The OVA file that you created should not contain an ISO in it. - Upload the newly created OVA as a new image into VIO.
- Boot an instance from the OVA image in VIO.
- You cannot enter 12 logical CPU cores even though the system has 12 available
There is 1-1 mapping between logical CPU cores and physical NIC hardware queues. A maximum of 8 queues are supported on the physical NIC. So, maximum of 8 logical CPU cores are supported for each enhanced N-VDS. The GUI does not have a proper error message handling if you enter a number greater than 8.
- Importing VMs from vSphere to VMware Integrated OpenStack might fail
Importing VMs from vSphere to VMware Integrated OpenStack fails when the VMs have NSX-T Data Center backed connectivity.

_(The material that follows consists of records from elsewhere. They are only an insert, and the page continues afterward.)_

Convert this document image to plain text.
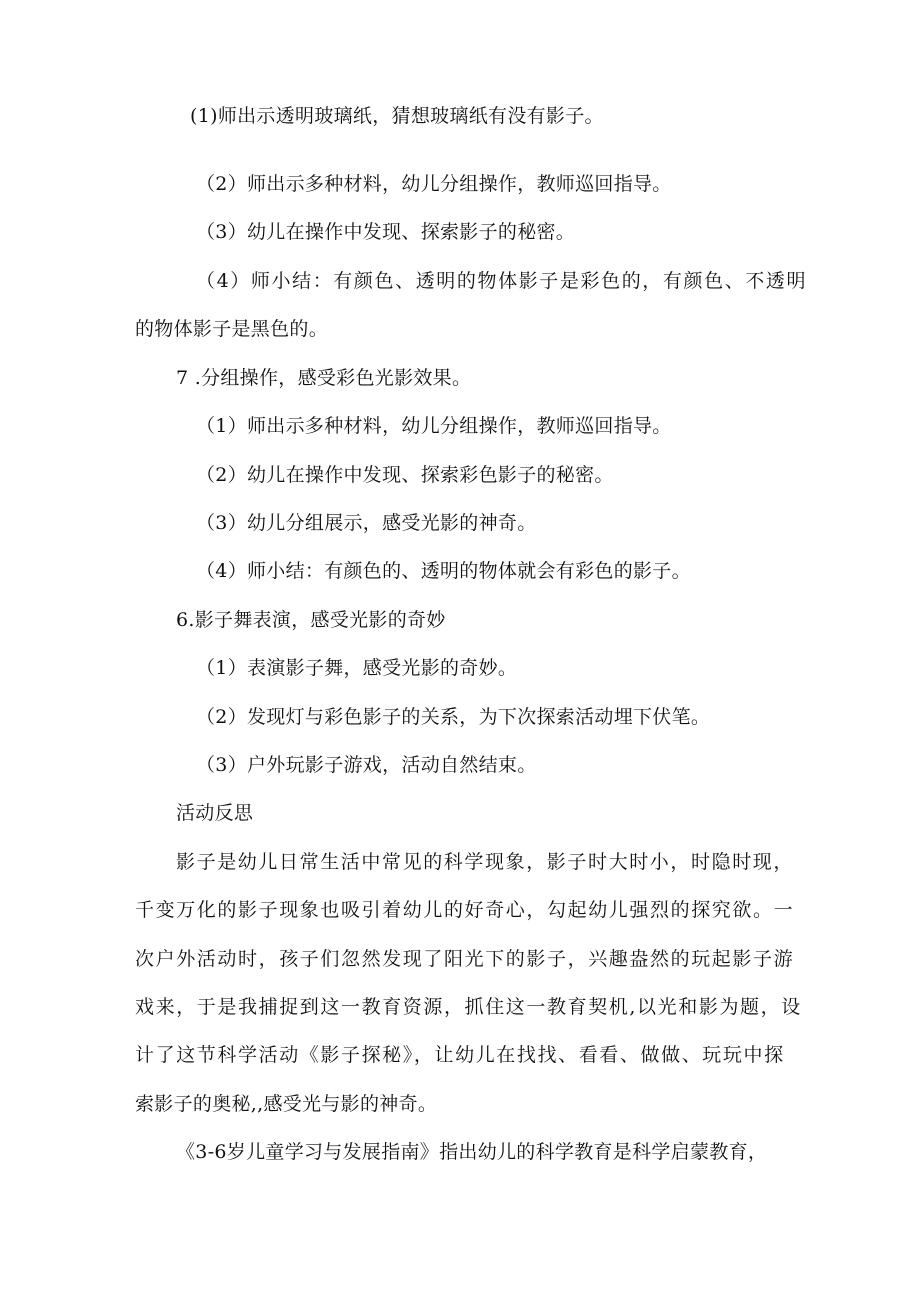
(1)师出示透明玻璃纸，猜想玻璃纸有没有影子。
（2）师出示多种材料，幼儿分组操作，教师巡回指导。
（3）幼儿在操作中发现、探索影子的秘密。
（4）师小结：有颜色、透明的物体影子是彩色的，有颜色、不透明
的物体影子是黑色的。
7 .分组操作，感受彩色光影效果。
（1）师出示多种材料，幼儿分组操作，教师巡回指导。
（2）幼儿在操作中发现、探索彩色影子的秘密。
（3）幼儿分组展示，感受光影的神奇。
（4）师小结：有颜色的、透明的物体就会有彩色的影子。
6.影子舞表演，感受光影的奇妙
（1）表演影子舞，感受光影的奇妙。
（2）发现灯与彩色影子的关系，为下次探索活动埋下伏笔。
（3）户外玩影子游戏，活动自然结束。
活动反思
影子是幼儿日常生活中常见的科学现象，影子时大时小，时隐时现，
千变万化的影子现象也吸引着幼儿的好奇心，勾起幼儿强烈的探究欲。一
次户外活动时，孩子们忽然发现了阳光下的影子，兴趣盎然的玩起影子游
戏来，于是我捕捉到这一教育资源，抓住这一教育契机,以光和影为题，设
计了这节科学活动《影子探秘》，让幼儿在找找、看看、做做、玩玩中探
索影子的奥秘,,感受光与影的神奇。
《3-6岁儿童学习与发展指南》指出幼儿的科学教育是科学启蒙教育，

- In vSphere, locate the VM that has the NSX-T Data Center backed connection.
- Use the OVF Tool to export the VM to an OVA file.
Ovftool –allowExtraConfig “vi://<host username:password>@<host ip>/<vm name in inventory>” <target_vm_name>.ova
- In Horizon, import the OVA to the VMware Integrated OpenStack image repository.
- In the VMware Integrated OpenStack Horizon interface, launch an instance from this image.
- In the Launch wizard, select the target NSX-T Data Center network.
- Power on the instance from Horizon.
- Verify that the instance has obtained a valid IP and is powered on successfully.
- ESXi vmkernel panic occurs when setting the TX/RX ring buffers to values that are not 32 aligned numbers
ESXi vmkernel panic occurs when setting the TX/RX ring buffers to values that are not 32 aligned numbers
Set 32 aligned values for the TX/RX ring buffers.